Sir John Templeton created Templeton Investments in 1954 with the Templeton Growth Fund, which specialized in investing internationally. Money magazine called Templeton “arguably the greatest global stock picker of the century.” Templeton sold his fund family in 1992 to the Franklin Group for $440 million.
Sir John Templeton’s approach to picking international stocks, still followed by Templeton managers today, focuses on looking in places for value where others are not. Templeton funds will attempt investments in countries that the rest of the mutual fund community avoids. They look for companies that go largely unnoticed. Templeton called this approach to purchasing at the bottom, buying at “points of maximum pessimism.”
Templeton mutual funds charge management fees internally, as do all other mutual funds. Funds also have sales charges which vary depending on the fund letter. Funds with designation of “A share” are available to purchase with a sales charge, which varies depending on the type of fund and amount of money invested. Funds with the “B share” designation are assigned an additional management expense internally, and funds also have a contingent-deferred sales charge if sold within the first six years. B-share funds may be exchanged for other Templeton or Franklin funds generally without a sales charge. “C-share” designated funds have no purchase fee and no fee to sell after a short period of time—generally one year—but carry an additional internal management expense for the life of the fund. Most Templeton mutual funds are offered as A, B, or C shares to individual investors, so purchasers may choose the fee structure most appropriate for their needs. Sometimes A share funds are available without front fee through brokerage wrap products, in which investors have sales charges waived in exchange for a level fee based on the entire portfolio amount.

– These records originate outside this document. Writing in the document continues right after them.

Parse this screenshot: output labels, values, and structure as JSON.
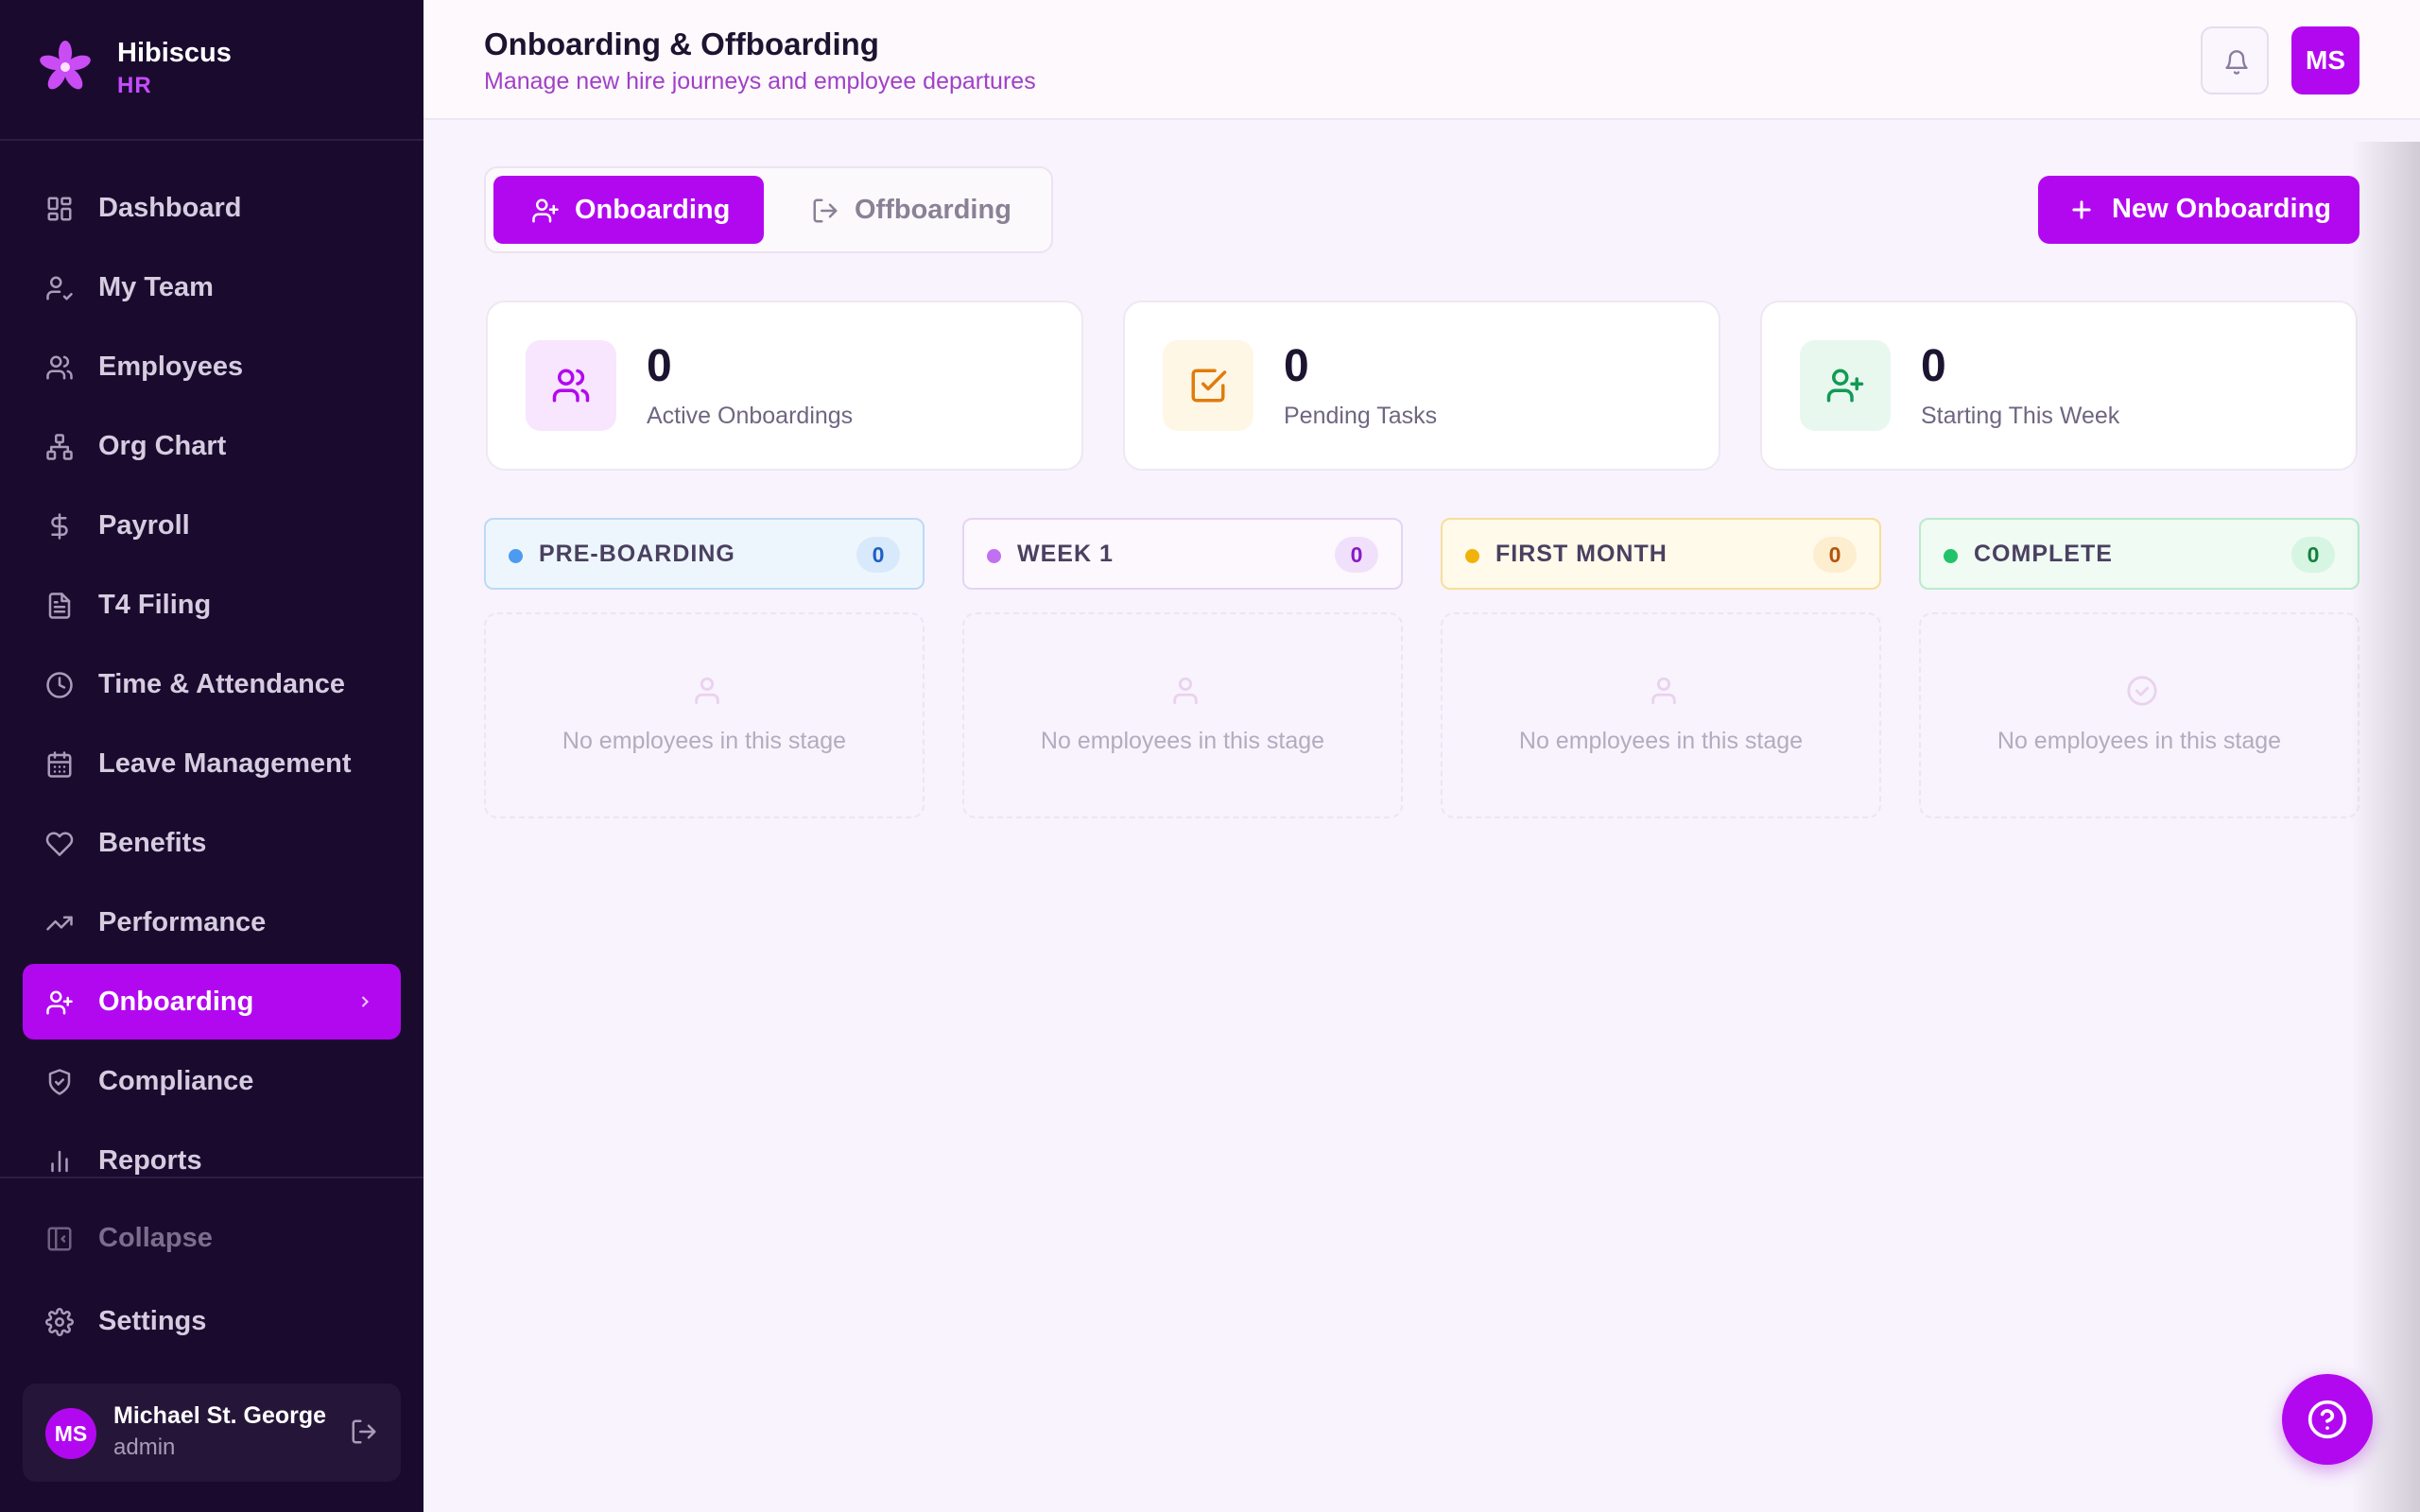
{
  "brand": {
    "name": "Hibiscus",
    "sub": "HR",
    "logo_icon": "flower-icon"
  },
  "sidebar": {
    "items": [
      {
        "label": "Dashboard",
        "icon": "dashboard-icon"
      },
      {
        "label": "My Team",
        "icon": "user-check-icon"
      },
      {
        "label": "Employees",
        "icon": "users-icon"
      },
      {
        "label": "Org Chart",
        "icon": "org-chart-icon"
      },
      {
        "label": "Payroll",
        "icon": "dollar-icon"
      },
      {
        "label": "T4 Filing",
        "icon": "document-icon"
      },
      {
        "label": "Time & Attendance",
        "icon": "clock-icon"
      },
      {
        "label": "Leave Management",
        "icon": "calendar-icon"
      },
      {
        "label": "Benefits",
        "icon": "heart-icon"
      },
      {
        "label": "Performance",
        "icon": "trending-up-icon"
      },
      {
        "label": "Onboarding",
        "icon": "user-plus-icon",
        "active": true
      },
      {
        "label": "Compliance",
        "icon": "shield-check-icon"
      },
      {
        "label": "Reports",
        "icon": "bar-chart-icon"
      }
    ],
    "collapse_label": "Collapse",
    "settings_label": "Settings",
    "user": {
      "initials": "MS",
      "name": "Michael St. George",
      "role": "admin"
    }
  },
  "header": {
    "title": "Onboarding & Offboarding",
    "subtitle": "Manage new hire journeys and employee departures",
    "avatar_initials": "MS"
  },
  "tabs": [
    {
      "label": "Onboarding",
      "active": true,
      "icon": "user-plus-icon"
    },
    {
      "label": "Offboarding",
      "active": false,
      "icon": "log-out-icon"
    }
  ],
  "new_button_label": "New Onboarding",
  "stats": [
    {
      "value": "0",
      "label": "Active Onboardings",
      "icon": "users-icon",
      "color": "#b208f0",
      "bg": "#f7e6fd"
    },
    {
      "value": "0",
      "label": "Pending Tasks",
      "icon": "check-square-icon",
      "color": "#e07c0c",
      "bg": "#fff7e6"
    },
    {
      "value": "0",
      "label": "Starting This Week",
      "icon": "user-plus-icon",
      "color": "#129a55",
      "bg": "#e8f8ef"
    }
  ],
  "stages": [
    {
      "label": "PRE-BOARDING",
      "count": "0",
      "dot": "#4d9bf0",
      "border": "#bcdaf6",
      "bg": "#eef6fd",
      "badge_bg": "#d8e9fb",
      "badge_fg": "#1f5fc4",
      "empty_icon": "user-icon"
    },
    {
      "label": "WEEK 1",
      "count": "0",
      "dot": "#c070f0",
      "border": "#e6d3f4",
      "bg": "#fcf8fe",
      "badge_bg": "#f1e0fb",
      "badge_fg": "#8a19c4",
      "empty_icon": "user-icon"
    },
    {
      "label": "FIRST MONTH",
      "count": "0",
      "dot": "#f0b30b",
      "border": "#f6df9a",
      "bg": "#fffaea",
      "badge_bg": "#fdeed0",
      "badge_fg": "#b4530a",
      "empty_icon": "user-icon"
    },
    {
      "label": "COMPLETE",
      "count": "0",
      "dot": "#22c26b",
      "border": "#b9ebcc",
      "bg": "#effbf3",
      "badge_bg": "#d6f5e2",
      "badge_fg": "#16803f",
      "empty_icon": "check-circle-icon"
    }
  ],
  "empty_text": "No employees in this stage"
}
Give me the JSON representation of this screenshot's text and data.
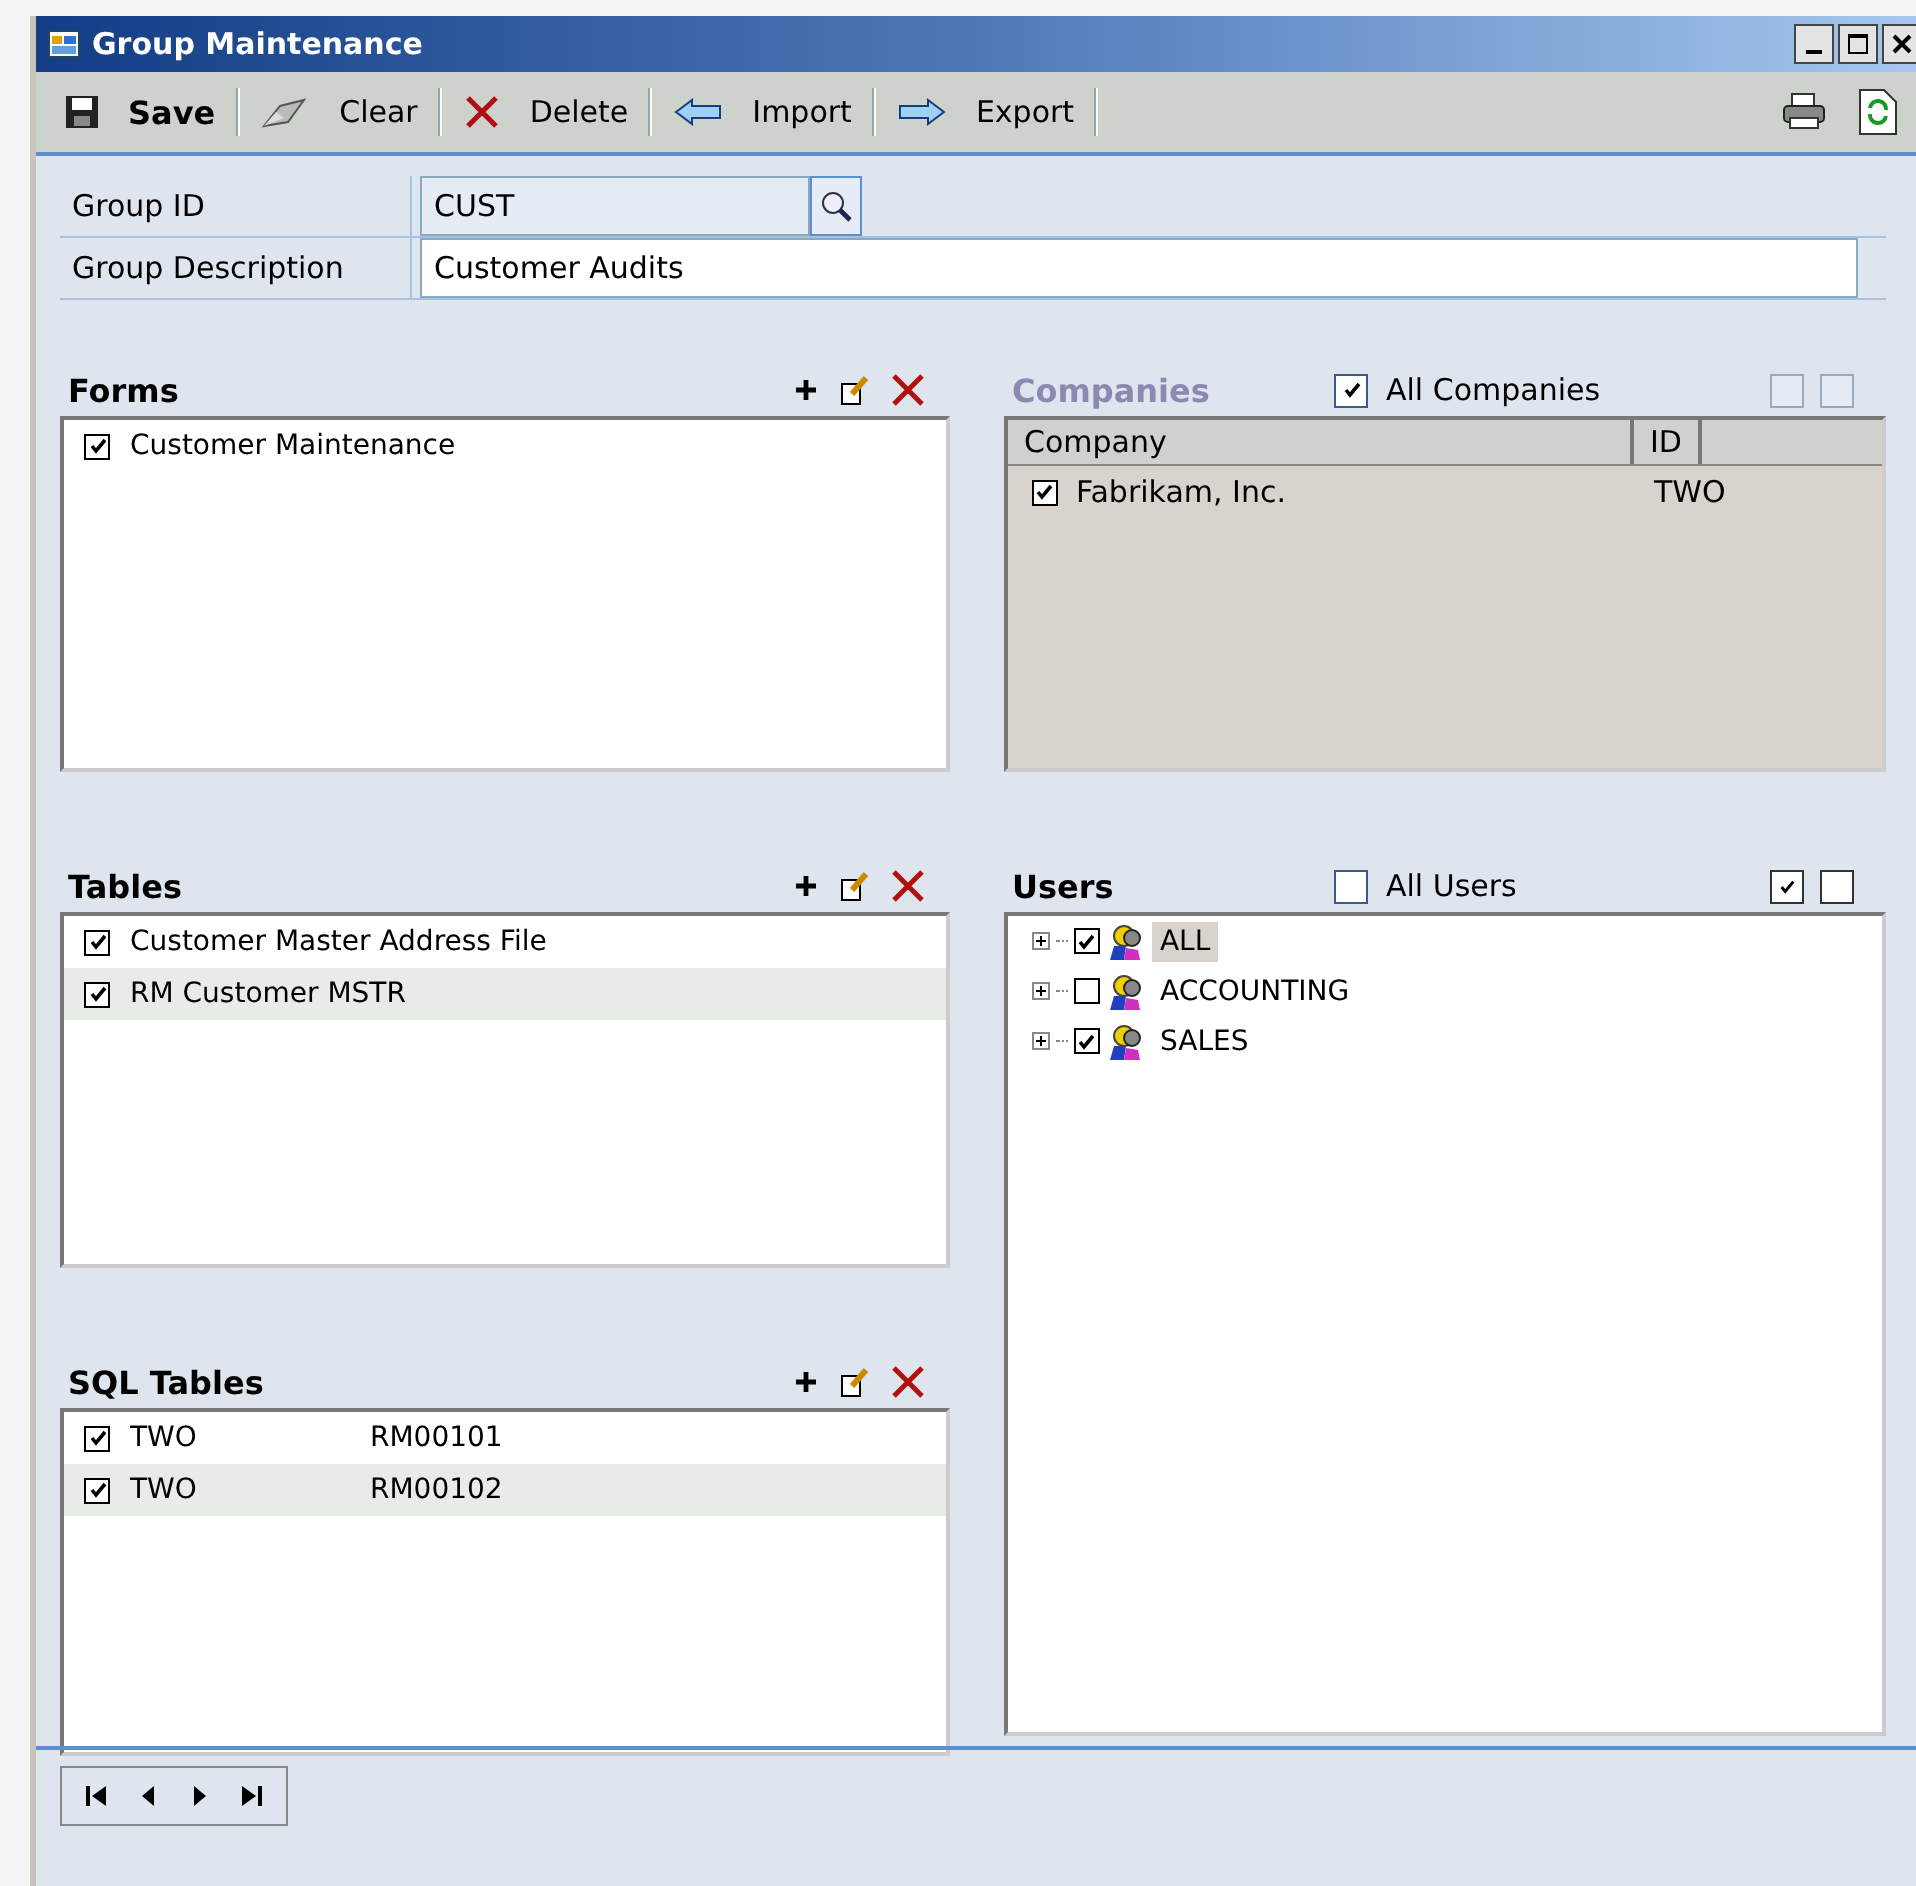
{
  "window": {
    "title": "Group Maintenance"
  },
  "toolbar": [
    {
      "kind": "save",
      "label": "Save"
    },
    {
      "kind": "clear",
      "label": "Clear"
    },
    {
      "kind": "delete",
      "label": "Delete"
    },
    {
      "kind": "import",
      "label": "Import"
    },
    {
      "kind": "export",
      "label": "Export"
    }
  ],
  "fields": [
    {
      "label": "Group ID",
      "value": "CUST",
      "kind": "lookup"
    },
    {
      "label": "Group Description",
      "value": "Customer Audits",
      "kind": "text"
    }
  ],
  "forms": {
    "title": "Forms",
    "rows": [
      {
        "checked": true,
        "cells": [
          "Customer Maintenance"
        ]
      }
    ]
  },
  "tables": {
    "title": "Tables",
    "rows": [
      {
        "checked": true,
        "cells": [
          "Customer Master Address File"
        ]
      },
      {
        "checked": true,
        "cells": [
          "RM Customer MSTR"
        ]
      }
    ]
  },
  "sql_tables": {
    "title": "SQL Tables",
    "rows": [
      {
        "checked": true,
        "cells": [
          "TWO",
          "RM00101"
        ]
      },
      {
        "checked": true,
        "cells": [
          "TWO",
          "RM00102"
        ]
      }
    ]
  },
  "companies": {
    "title": "Companies",
    "disabled": true,
    "all": {
      "label": "All Companies",
      "checked": true
    },
    "header_boxes": [
      {
        "checked": false
      },
      {
        "checked": false
      }
    ],
    "columns": [
      "Company",
      "ID"
    ],
    "rows": [
      {
        "checked": true,
        "cells": [
          "Fabrikam, Inc.",
          "TWO"
        ]
      }
    ]
  },
  "users": {
    "title": "Users",
    "all": {
      "label": "All Users",
      "checked": false
    },
    "header_boxes": [
      {
        "checked": true
      },
      {
        "checked": false
      }
    ],
    "items": [
      {
        "label": "ALL",
        "checked": true,
        "selected": true,
        "expanded": false
      },
      {
        "label": "ACCOUNTING",
        "checked": false,
        "selected": false,
        "expanded": false
      },
      {
        "label": "SALES",
        "checked": true,
        "selected": false,
        "expanded": false
      }
    ]
  }
}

Templeton Funds are offered through advisory channels, meaning that most purchases occur through a financial advisor, broker, or other registered individual. Franklin Templeton employees a worldwide sales force to service the investment community. This group shares investment strategy for Templeton funds, educates advisors about the funds, and markets the funds to advisors, brokers, and agents. Funds are also available through popular do-it-yourself brokerage firms, but still retain their brokerage fee structure.